Il y a des matchs qui sentent la poudre. Et puis il y a ceux qui sentent le piège, plus sournois, plus silencieux. Nancy-ASSE, programmé le samedi 4 avril 2026 à 20h, coche toutes les cases du traquenard de printemps: une trêve internationale qui coupe les jambes, des retours au compte-gouttes, et un adversaire qui n’a pas besoin d’être flamboyant pour vous faire trébucher.
Le décor est simple: Saint-Étienne joue gros sur chaque point, parce que la fin de saison ne pardonne pas les soirées « sans ». Nancy, lui, n’a pas forcément l’obligation de faire le spectacle. Il a surtout l’obligation de survivre. Et dans ce genre de contexte, on ne vous accueille pas avec des fleurs: on vous attend au coin du bois, on vous laisse venir, et on espère que vous vous énerviez tout seul.

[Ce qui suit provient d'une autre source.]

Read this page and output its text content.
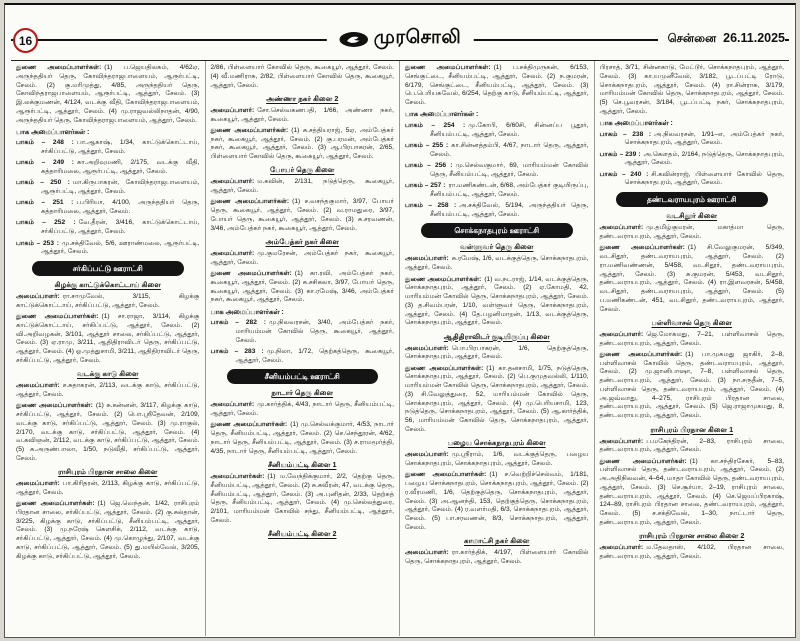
16	முரசொலி	சென்னை 26.11.2025
துணை அமைப்பாளர்கள்: (1) ப.ஜெயதிலகம், 4/62ஏ, அருந்ததியர் தெரு, கோவிந்தராஜபாளையம், ஆரூர்பட்டி, சேலம். (2) கு.மரிமுத்து, 4/85, அருந்ததியர் தெரு, கோவிந்தராஜபாளையம், ஆரூர்பட்டி, ஆத்தூர், சேலம். (3) இ.லக்குமணன், 4/124, வடக்கு வீதி, கோவிந்தராஜபாளையம், ஆரூர்பட்டி, ஆத்தூர், சேலம். (4) மு.ராஜவல்லிநாதன், 4/90, அருந்ததியர் தெரு, கோவிந்தராஜபாளையம், ஆத்தூர், சேலம்.
பாக அமைப்பாளர்கள் :
பாகம் – 248 : பா.ஆகாஷ், 1/34, காட்டுக்கொட்டாய், சர்கிப்பட்டு, ஆத்தூர், சேலம்.
பாகம் – 249 : கா.அறிவுமணி, 2/175, வடக்கு வீதி, கத்தாரிமலை, ஆரூர்பட்டி, ஆத்தூர், சேலம்.
பாகம் – 250 : மா.கிருபாகரன், கோவிந்தராஜபாளையம், ஆரூர்பட்டி, ஆத்தூர், சேலம்.
பாகம் – 251 : ப.பிரியா, 4/100, அருந்ததியர் தெரு, கத்தாரிமலை, ஆத்தூர், சேலம்.
பாகம் – 252 : வே.தீரன், 3/416, காட்டுக்கொட்டாய், சர்கிப்பட்டு, ஆத்தூர், சேலம்.
பாகம் – 253 : மு.சக்திவேல், 5/6, ஊராண்மலை, ஆரூர்பட்டி, ஆத்தூர், சேலம்.
சர்கிப்பட்டு ஊராட்சி
கிழக்கு காட்டுக்கொட்டாய் கிளை
அமைப்பாளர்: ரா.சாமுவேல், 3/115, கிழக்கு காட்டுக்கொட்டாய், சர்கிப்பட்டு, ஆத்தூர், சேலம்.
துணை அமைப்பாளர்கள்: (1) சா.ராஜா, 3/114, கிழக்கு காட்டுக்கொட்டாய், சர்கிப்பட்டு, ஆத்தூர், சேலம். (2) வி.அறிவழகன், 3/101, ஆத்தூர் சாலை, சர்கிப்பட்டு, ஆத்தூர், சேலம். (3) ஏ.ராமு, 3/211, ஆதிதிராவிடர் தெரு, சர்கிப்பட்டு, ஆத்தூர், சேலம். (4) ஓ.முத்துசாமி, 3/211, ஆதிதிராவிடர் தெரு, சர்கிப்பட்டு, ஆத்தூர், சேலம்.
வடக்கு காடு கிளை
அமைப்பாளர்: ச.சுதாகரன், 2/113, வடக்கு காடு, சர்கிப்பட்டு, ஆத்தூர், சேலம்.
துணை அமைப்பாளர்கள்: (1) சு.கன்னன், 3/117, கிழக்கு காடு, சர்கிப்பட்டு, ஆத்தூர், சேலம். (2) பொ.ஸ்ரீதேவன், 2/109, வடக்கு காடு, சர்கிப்பட்டு, ஆத்தூர், சேலம். (3) மு.ராகுல், 2/170, வடக்கு காடு, சர்கிப்பட்டு, ஆத்தூர், சேலம். (4) வ.கவிஞன், 2/112, வடக்கு காடு, சர்கிப்பட்டு, ஆத்தூர், சேலம். (5) சு.அருண்பாலா, 1/50, நடுவீதி, சர்கிப்பட்டு, ஆத்தூர், சேலம்.
ராசிபுரம் பிரதான சாலை கிளை
அமைப்பாளர்: பா.கிரிதரன், 2/113, கிழக்கு காடு, சர்கிப்பட்டு, ஆத்தூர், சேலம்.
துணை அமைப்பாளர்கள்: (1) ஜெ.வெந்தன், 1/42, ராசிபுரம் பிரதான சாலை, சர்கிப்பட்டு, ஆத்தூர், சேலம். (2) கு.சுல்தான், 3/225, கிழக்கு காடு, சர்கிப்பட்டு, சீனியம்பட்டி, ஆத்தூர், சேலம். (3) மு.நரேஷ் கௌசிக், 2/112, வடக்கு காடு, சர்கிப்பட்டு, ஆத்தூர், சேலம். (4) மு.கொழுந்து, 2/107, வடக்கு காடு, சர்கிப்பட்டு, ஆத்தூர், சேலம். (5) து.மயில்வேல், 3/205, கிழக்கு காடு, சர்கிப்பட்டு, ஆத்தூர், சேலம்.
2/86, பிள்ளையார் கோவில் தெரு, கூகையூர், ஆத்தூர், சேலம். (4) வீ.மணிராசு, 2/82, பிள்ளையார் கோவில் தெரு, கூகையூர், ஆத்தூர், சேலம்.
அண்ணா நகர் கிளை 2
அமைப்பாளர்: சோ.செல்வகணபதி, 1/66, அண்ணா நகர், கூகையூர், ஆத்தூர், சேலம்.
துணை அமைப்பாளர்கள்: (1) சு.சத்தியராஜ், 5ஏ, அம்பேத்கர் நகர், கூகையூர், ஆத்தூர், சேலம். (2) கு.பரமன், அம்பேத்கர் நகர், கூகையூர், ஆத்தூர், சேலம். (3) ஆ.பிரபாகரன், 2/65, பிள்ளையார் கோவில் தெரு, கூகையூர், ஆத்தூர், சேலம்.
போயர் தெரு கிளை
அமைப்பாளர்: ம.கவின், 2/131, நடுத்தெரு, கூகையூர், ஆத்தூர், சேலம்.
துணை அமைப்பாளர்கள்: (1) ச.வசந்தகுமார், 3/97, போயர் தெரு, கூகையூர், ஆத்தூர், சேலம். (2) வ.ராமதுரை, 3/97, போயர் தெரு, கூகையூர், ஆத்தூர், சேலம். (3) சு.சரவணன், 3/46, அம்பேத்கர் நகர், கூகையூர், ஆத்தூர், சேலம்.
அம்பேத்கர் நகர் கிளை
அமைப்பாளர்: மு.குமரேசன், அம்பேத்கர் நகர், கூகையூர், ஆத்தூர், சேலம்.
துணை அமைப்பாளர்கள்: (1) கா.ரவி, அம்பேத்கர் நகர், கூகையூர், ஆத்தூர், சேலம். (2) சு.சசிகலா, 3/97, போயர் தெரு, கூகையூர், ஆத்தூர், சேலம். (3) கா.ரமேஷ், 3/46, அம்பேத்கர் நகர், கூகையூர், ஆத்தூர், சேலம்.
பாக அமைப்பாளர்கள் :
பாகம் – 282 : மு.நிலவரசன், 3/40, அம்பேத்கர் நகர், மாரியம்மன் கோவில் தெரு, கூகையூர், ஆத்தூர், சேலம்.
பாகம் – 283 : மு.நிலா, 1/72, தெற்கத்தெரு, கூகையூர், ஆத்தூர், சேலம்.
சீனியம்பட்டி ஊராட்சி
நாடார் தெரு கிளை
அமைப்பாளர்: மு.கார்த்திக், 4/43, நாடார் தெரு, சீனியம்பட்டி, ஆத்தூர், சேலம்.
துணை அமைப்பாளர்கள்: (1) மு.செல்வக்குமார், 4/53, நாடார் தெரு, சீனியம்பட்டி, ஆத்தூர், சேலம். (2) செ.செந்தூரன், 4/62, நாடார் தெரு, சீனியம்பட்டி, ஆத்தூர், சேலம். (3) ச.ராமமூர்த்தி, 4/35, நாடார் தெரு, சீனியம்பட்டி, ஆத்தூர், சேலம்.
சீனியம்பட்டி கிளை 1
அமைப்பாளர்கள்: (1) ம.வேந்திக்குமார், 2/2, தெற்கு தெரு, சீனியம்பட்டி, ஆத்தூர், சேலம். (2) சு.கவீரன், 47, வடக்கு தெரு, சீனியம்பட்டி, ஆத்தூர், சேலம். (3) அ.புனிதன், 2/33, தெற்கத் தெரு, சீனியம்பட்டி, ஆத்தூர், சேலம். (4) மு.செல்லத்துரை, 2/101, மாரியம்மன் கோவில் சந்து, சீனியம்பட்டி, ஆத்தூர், சேலம்.
சீனியம்பட்டி கிளை 2
துணை அமைப்பாளர்கள்: (1) ப.சக்திமுருகன், 6/153, செங்குட்டை, சீனியம்பட்டி, ஆத்தூர், சேலம். (2) ந.குமரன், 6/179, செங்குட்டை, சீனியம்பட்டி, ஆத்தூர், சேலம். (3) பெ.பெரியசுவேல், 6/254, தெற்கு காடு, சீனியம்பட்டி, ஆத்தூர், சேலம்.
பாக அமைப்பாளர்கள் :
பாகம் – 254 : மு.கோபி, 6/60சி, சின்னப்ப பூதூர், சீனியம்பட்டி, ஆத்தூர், சேலம்.
பாகம் – 255 : கா.சின்னத்தம்பி, 4/67, நாடார் தெரு, ஆத்தூர், சேலம்.
பாகம் – 256 : மு.செல்வகுமார், 69, மாரியம்மன் கோவில் தெரு, சீனியம்பட்டி, ஆத்தூர், சேலம்.
பாகம் – 257 : ரா.மணிகண்டன், 6/68, அம்பேத்கர் குடியிருப்பு, சீனியம்பட்டி, ஆத்தூர், சேலம்.
பாகம் – 258 : அ.சக்திவேல், 5/194, அருந்ததியர் தெரு, சீனியம்பட்டி, ஆத்தூர், சேலம்.
சொக்கநாதபுரம் ஊராட்சி
வள்ளுவர் தெரு கிளை
அமைப்பாளர்: சு.ரமேஷ், 1/6, வடக்குத்தெரு, சொக்கநாதபுரம், ஆத்தூர், சேலம்.
துணை அமைப்பாளர்கள்: (1) வ.நடராஜ், 1/14, வடக்குத்தெரு, சொக்கநாதபுரம், ஆத்தூர், சேலம். (2) ஏ.கோமதி, 42, மாரியம்மன் கோவில் தெரு, சொக்கநாதபுரம், ஆத்தூர், சேலம். (3) த.சிவம்பரன், 1/10, வள்ளுவர் தெரு, சொக்கநாதபுரம், ஆத்தூர், சேலம். (4) தே.பழனிமாறன், 1/13, வடக்குத்தெரு, சொக்கநாதபுரம், ஆத்தூர், சேலம்.
ஆதிதிராவிடர் குடியிருப்பு கிளை
அமைப்பாளர்: பொ.பிரபாகரன், 1/6, தெற்குத்தெரு, சொக்கநாதபுரம், ஆத்தூர், சேலம்.
துணை அமைப்பாளர்கள்: (1) கா.தனசாமி, 1/75, நடுத்தெரு, சொக்கநாதபுரம், ஆத்தூர், சேலம். (2) பெ.குமுதவல்லி, 1/110, மாரியம்மன் கோவில் தெரு, சொக்கநாதபுரம், ஆத்தூர், சேலம். (3) சி.வேலுத்துரை, 52, மாரியம்மன் கோவில் தெரு, சொக்கநாதபுரம், ஆத்தூர், சேலம். (4) மு.பெரியசாமி, 123, நடுத்தெரு, சொக்கநாதபுரம், ஆத்தூர், சேலம். (5) ஆ.கார்த்திக், 56, மாரியம்மன் கோவில் தெரு, சொக்கநாதபுரம், ஆத்தூர், சேலம்.
பழைய சொக்கநாதபுரம் கிளை
அமைப்பாளர்: மு.ஸ்ரீராம், 1/6, வடக்குத்தெரு, பழைய சொக்கநாதபுரம், சொக்கநாதபுரம், ஆத்தூர், சேலம்.
துணை அமைப்பாளர்கள்: (1) ச.வெற்றிச்செல்வம், 1/181, பழைய சொக்கநாதபுரம், சொக்கநாதபுரம், ஆத்தூர், சேலம். (2) ர.வீரமணி, 1/6, தெற்குத்தெரு, சொக்கநாதபுரம், ஆத்தூர், சேலம். (3) அ.ஆனந்தி, 153, தெற்குத்தெரு, சொக்கநாதபுரம், ஆத்தூர், சேலம். (4) ர.வளர்மதி, 6/3, சொக்கநாதபுரம், ஆத்தூர், சேலம். (5) பா.சரவணன், 8/3, சொக்கநாதபுரம், ஆத்தூர், சேலம்.
காமாட்சி நகர் கிளை
அமைப்பாளர்: ரா.கார்த்திக், 4/197, பிள்ளையார் கோவில் தெரு, சொக்கநாதபுரம், ஆத்தூர், சேலம்.
பிரசாத், 3/71, சின்னகாடு, மேட்டூர், சொக்கநாதபுரம், ஆத்தூர், சேலம். (3) கா.யமுனீவேல், 3/182, பூடப்பட்டி ரோடு, சொக்கநாதபுரம், ஆத்தூர், சேலம். (4) ரா.சின்ராசு, 3/179, மாரியம்மன் கோவில் தெரு, சொக்கநாதபுரம், ஆத்தூர், சேலம். (5) செ.பூவரசன், 3/184, பூடப்பட்டி நகர், சொக்கநாதபுரம், ஆத்தூர், சேலம்.
பாக அமைப்பாளர்கள் :
பாகம் – 238 : அ.நிலவரசன், 1/91–எ, அம்பேத்கர் நகர், சொக்கநாதபுரம், ஆத்தூர், சேலம்.
பாகம் – 239 : அ.கௌதம், 2/164, நடுத்தெரு, சொக்கநாதபுரம், ஆத்தூர், சேலம்.
பாகம் – 240 : சி.கவின்ராஜ், பிள்ளையார் கோவில் தெரு, சொக்கநாதபுரம், ஆத்தூர், சேலம்.
தண்டவராயபுரம் ஊராட்சி
வடசிதூர் கிளை
அமைப்பாளர்: மு.தமிழ்குமரன், மகாத்மா தெரு, தண்டவராயபுரம், ஆத்தூர், சேலம்.
துணை அமைப்பாளர்கள்: (1) சி.வேலுகுமரன், 5/349, வடசிதூர், தண்டவராயபுரம், ஆத்தூர், சேலம். (2) ரா.மணிவண்ணன், 5/458, வடசிதூர், தண்டவராயபுரம், ஆத்தூர், சேலம். (3) சு.குமரன், 5/453, வடசிதூர், தண்டவராயபுரம், ஆத்தூர், சேலம். (4) ரா.இளவரசன், 5/458, வடசிதூர், தண்டவராயபுரம், ஆத்தூர், சேலம். (5) ப.மணிகண்டன், 451, வடசிதூர், தண்டவராயபுரம், ஆத்தூர், சேலம்.
பள்ளிவாசல் தெரு கிளை
அமைப்பாளர்: ஜெ.மோகமது, 7–21, பள்ளிவாசல் தெரு, தண்டவராயபுரம், ஆத்தூர், சேலம்.
துணை அமைப்பாளர்கள்: (1) பா.முகமது ஜாகிர், 2–8, பள்ளிவாசல் கோவில் தெரு, தண்டவராயபுரம், ஆத்தூர், சேலம். (2) மு.ஜானிபாஷா, 7–8, பள்ளிவாசல் தெரு, தண்டவராயபுரம், ஆத்தூர், சேலம். (3) நா.சருதீன், 7–5, பள்ளிவாசல் தெரு, தண்டவராயபுரம், ஆத்தூர், சேலம். (4) அ.ஜவ்வாது, 4–275, ராசிபுரம் பிரதான சாலை, தண்டவராயபுரம், ஆத்தூர், சேலம். (5) ஜெ.ராஜாமுகமது, 8, தண்டவராயபுரம், ஆத்தூர், சேலம்.
ராசிபுரம் பிரதான கிளை 1
அமைப்பாளர்: ப.மகேந்திரன், 2–83, ராசிபுரம் சாலை, தண்டவராயபுரம், ஆத்தூர், சேலம்.
துணை அமைப்பாளர்கள்: (1) கா.சந்திரசேகர், 5–83, பள்ளிவாசல் தெரு, தண்டவராயபுரம், ஆத்தூர், சேலம். (2) அ.அதிநிலவன், 4–64, மாதா கோவில் தெரு, தண்டவராயபுரம், ஆத்தூர், சேலம். (3) செ.சூர்யா, 2–19, ராசிபுரம் சாலை, தண்டவராயபுரம், ஆத்தூர், சேலம். (4) செ.ஜெயப்பிரகாஷ், 124–89, ராசிபுரம் பிரதான சாலை, தண்டவராயபுரம், ஆத்தூர், சேலம். (5) ச.சக்திவேல், 1–30, நாட்டார் தெரு, தண்டவராயபுரம், ஆத்தூர், சேலம்.
ராசிபுரம் பிரதான சாலை கிளை 2
அமைப்பாளர்: ம.தேவதாஸ், 4/102, பிரதான சாலை, தண்டவராயபுரம், ஆத்தூர், சேலம்.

Le vrai match de Montanier: gérer les corps sans perdre la tête
Le sujet, ce n’est pas seulement Nancy. C’est l’ASSE face à elle-même, face à son calendrier, face à ses organismes. La trêve internationale, c’est le moment où l’on découvre que « profondeur d’effectif » n’est pas une expression marketing mais une réalité de terrain. Quand certains reviennent tard, quand d’autres ont accumulé des minutes, le coach n’a plus le luxe de choisir « les meilleurs », il doit choisir « les plus justes ».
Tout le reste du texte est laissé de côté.